[U-Boot] Design principles
wd at denx.de
Fri Mar 26 13:38:01 CET 2010
In message <m2sk7ngv95.fsf at ohwell.denx.de> you wrote:
> >> > We do not want to touch interfaces that we don't use. If we don't use
> Full ACK and I really _never_ questioned this.
> > I cannot understand how you might think that writing some data to
> > registers or internal RAM of a device could be NOT considered as
> > "touching" this device. You modify the state of this device, ergo you
> > are touching it. Or not?
> This is getting philosophical, really and I can find good arguments for
> both views: If you consider the mac sram cells to be part of the state
> of the device, you _do_ change the state. On the other hand, the
> ethernet controller ip block very likely has no idea whatsoever if those
> sram was touched, so in this view you _do not_ change the state.
This argument takes you from bad to worse. If you consider this SRAM
as a separate device (not related to the Ethernet), then the
"Initialize devices only when they are needed within U-Boot" rule
still means that this SRAM device shall not be touched, as we don't
need or use it in U-Boot (unless running some network command).
> So if this is getting philosophical, why not ask the question "under
> what circumstances could this writing into sram have negative
> effects?". I for myself cannot find any point to raise here.
With this approach we can probably partially initialize a number of
other devices as well.
But does it make sense? Shall we start to accept code that will
perform the "fast" part of initialization for a random collection of
devices? Leaving devices in a "half-initialized" state?
As I see it, the core problem is a gap loophole in the (ARM) Linux
kernel interface. If we had - for example - device tree support for
ARM, or something like a MAC ATAG, all this discussion would be void.
Do you agree?
So why cannot you simply concede that we are knowingly violating our
own rules and take the line of least resistance?
> Yes, it solves a problem. Also it is a static initialization which I
> feel is something the bootloader should do. U-Boot knows ethaddr, so
> again I see no negative, only positive consequences of doing such a
It is a violation of the design rule, still. We don't make any
difference there between "static" or "dynamic", "fast" or "slow"

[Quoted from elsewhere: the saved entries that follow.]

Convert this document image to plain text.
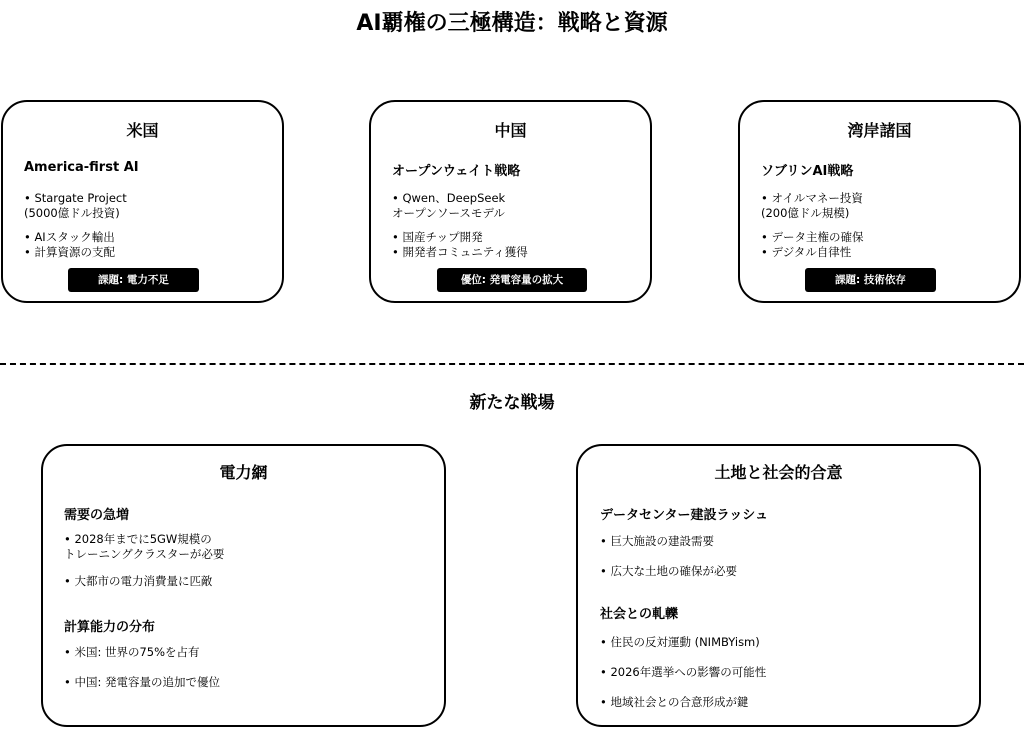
AI覇権の三極構造：戦略と資源
米国
America-first AI
• Stargate Project
(5000億ドル投資)
• AIスタック輸出
• 計算資源の支配
課題: 電力不足
中国
オープンウェイト戦略
• Qwen、DeepSeek
オープンソースモデル
• 国産チップ開発
• 開発者コミュニティ獲得
優位: 発電容量の拡大
湾岸諸国
ソブリンAI戦略
• オイルマネー投資
(200億ドル規模)
• データ主権の確保
• デジタル自律性
課題: 技術依存
新たな戦場
電力網
需要の急増
• 2028年までに5GW規模の
トレーニングクラスターが必要
• 大都市の電力消費量に匹敵
計算能力の分布
• 米国: 世界の75%を占有
• 中国: 発電容量の追加で優位
土地と社会的合意
データセンター建設ラッシュ
• 巨大施設の建設需要
• 広大な土地の確保が必要
社会との軋轢
• 住民の反対運動 (NIMBYism)
• 2026年選挙への影響の可能性
• 地域社会との合意形成が鍵
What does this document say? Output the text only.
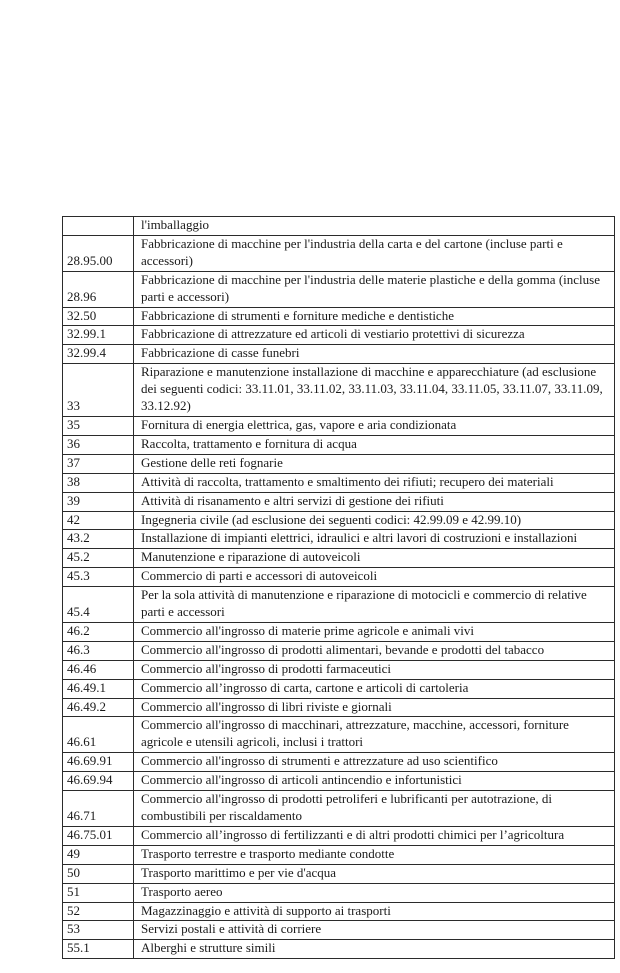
	l'imballaggio
28.95.00	Fabbricazione di macchine per l'industria della carta e del cartone (incluse parti e accessori)
28.96	Fabbricazione di macchine per l'industria delle materie plastiche e della gomma (incluse parti e accessori)
32.50	Fabbricazione di strumenti e forniture mediche e dentistiche
32.99.1	Fabbricazione di attrezzature ed articoli di vestiario protettivi di sicurezza
32.99.4	Fabbricazione di casse funebri
33	Riparazione e manutenzione installazione di macchine e apparecchiature (ad esclusione dei seguenti codici: 33.11.01, 33.11.02, 33.11.03, 33.11.04, 33.11.05, 33.11.07, 33.11.09, 33.12.92)
35	Fornitura di energia elettrica, gas, vapore e aria condizionata
36	Raccolta, trattamento e fornitura di acqua
37	Gestione delle reti fognarie
38	Attività di raccolta, trattamento e smaltimento dei rifiuti; recupero dei materiali
39	Attività di risanamento e altri servizi di gestione dei rifiuti
42	Ingegneria civile (ad esclusione dei seguenti codici: 42.99.09 e 42.99.10)
43.2	Installazione di impianti elettrici, idraulici e altri lavori di costruzioni e installazioni
45.2	Manutenzione e riparazione di autoveicoli
45.3	Commercio di parti e accessori di autoveicoli
45.4	Per la sola attività di manutenzione e riparazione di motocicli e commercio di relative parti e accessori
46.2	Commercio all'ingrosso di materie prime agricole e animali vivi
46.3	Commercio all'ingrosso di prodotti alimentari, bevande e prodotti del tabacco
46.46	Commercio all'ingrosso di prodotti farmaceutici
46.49.1	Commercio all’ingrosso di carta, cartone e articoli di cartoleria
46.49.2	Commercio all'ingrosso di libri riviste e giornali
46.61	Commercio all'ingrosso di macchinari, attrezzature, macchine, accessori, forniture agricole e utensili agricoli, inclusi i trattori
46.69.91	Commercio all'ingrosso di strumenti e attrezzature ad uso scientifico
46.69.94	Commercio all'ingrosso di articoli antincendio e infortunistici
46.71	Commercio all'ingrosso di prodotti petroliferi e lubrificanti per autotrazione, di combustibili per riscaldamento
46.75.01	Commercio all’ingrosso di fertilizzanti e di altri prodotti chimici per l’agricoltura
49	Trasporto terrestre e trasporto mediante condotte
50	Trasporto marittimo e per vie d'acqua
51	Trasporto aereo
52	Magazzinaggio e attività di supporto ai trasporti
53	Servizi postali e attività di corriere
55.1	Alberghi e strutture simili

initializations. I think it is good that we don't.
> > If you re-read my previous postings in this thread you might even see
> > that I tend to take a pretty pragmatic position here and support the
> > suggested fix for the exiting (obviously incorrect) behaviour.
> So it seems I did not understand your "please include in your fix"
> statement. Can you tell me exactly what you meant by this?
I was referring to this part of Heikos mail:
> While writing this, and realizing that this behaviour is a feature,
> maybe this problem occur on other network drivers on arm plattforms
> too ... hah, found one:
> did it in the same way as drivers/net/fec_mxc.c ... Ok, it is
> in line with uboot standard, but arm plattforms which booting
> linux without doing network trafic under uboot tend to have
> different mac addresses ...
> This should be solved!
The "Please include in your fix" means that the same bug fix as
implemented for the fec_mxc driver should also be applied to the
kirkwood_egiga driver - I see no sense in knowing the same bug is in
two files and fixing it in just one.